GBP/CAD is declining on Wednesday after attempting a bullish trend in the morning. Currently, the pair is trading at 1.6985, down 0.08% as of 9:25AM UTC.
The pound turned bearish after the UK Office for National Statistics (ONS) published inflation data. British consumer prices growth unexpectedly slowed to a more than three-year low last month, as hotels cut prices. The inflation update is likely to force the Bank of England (BoE) to cut interest rates soon.
The consumer prices index (CPI) increased at an annual rate of 1.3% in December, after 1.5% in November. This is the smallest growth since November 2016. Analysts polled by Reuters expected another increase of 1.5%.
While the ONS data showed prices for the fourth quarter matching the central bank’s 1.4% outlook set in November, the unexpected drop in prices, especially after a decline in the gross domestic product (GDP), will surely add to the BoE’s dovishness. ONS statistician Mike Hardie commented:
“Inflation eased in December as prices for hotel stays dropped.
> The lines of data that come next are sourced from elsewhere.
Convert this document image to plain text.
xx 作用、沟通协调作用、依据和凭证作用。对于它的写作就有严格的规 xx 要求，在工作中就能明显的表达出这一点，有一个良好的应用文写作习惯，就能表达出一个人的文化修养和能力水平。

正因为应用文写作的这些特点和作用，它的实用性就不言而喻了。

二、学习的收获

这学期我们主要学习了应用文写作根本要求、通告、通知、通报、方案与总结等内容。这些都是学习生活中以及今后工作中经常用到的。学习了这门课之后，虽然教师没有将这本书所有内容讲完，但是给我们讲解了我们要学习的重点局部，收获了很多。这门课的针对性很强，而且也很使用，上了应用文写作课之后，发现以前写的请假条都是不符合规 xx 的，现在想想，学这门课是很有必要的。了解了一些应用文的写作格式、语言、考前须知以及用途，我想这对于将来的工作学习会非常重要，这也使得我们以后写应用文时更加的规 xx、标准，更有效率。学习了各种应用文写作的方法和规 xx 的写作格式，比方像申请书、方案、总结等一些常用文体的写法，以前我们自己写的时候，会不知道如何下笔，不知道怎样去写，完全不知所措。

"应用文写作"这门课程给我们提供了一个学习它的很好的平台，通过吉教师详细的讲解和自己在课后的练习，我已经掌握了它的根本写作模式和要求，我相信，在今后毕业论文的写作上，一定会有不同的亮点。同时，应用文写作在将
Women’s clothing prices also fell with more items being discounted.”
The hotel sector and clothes were the largest downward contributors to declining inflation. The ONS said that 33% of hotels reported falling prices last month, while 10% reported an increase. Overnight hotel accommodation prices tumbled 7.5% last month.
Clothes prices declined as retailers offered big discounts ahead of Christmas.
The core inflation index (Core CPI), which doesn’t take into account energy, fuel, alcohol, and tobacco, also declined to the lowest level since November 2016. The indicator slowed to 1.4% from 1.7% in November.
The pace of the Retail Price Index (RPI), a separate indicator of inflation, was unchanged at 2.2% in December.
BoE might finally cut the interest rate for the first time since 2016. Several policymakers expressed their inclinations to support a rate cut. The first one to announce the possible change was Governor Mark Carney himself.
Earlier today, MPC member Michael Saunders, who previously voted to cut the interest rate, said she would stick to his view, citing a weak labour market and the economy in general. He said in a speech:
“It probably will be appropriate to maintain an expansionary monetary policy stance and possibly to cut rates further, in order to reduce risks of a sustained undershoot of the 2% inflation target.”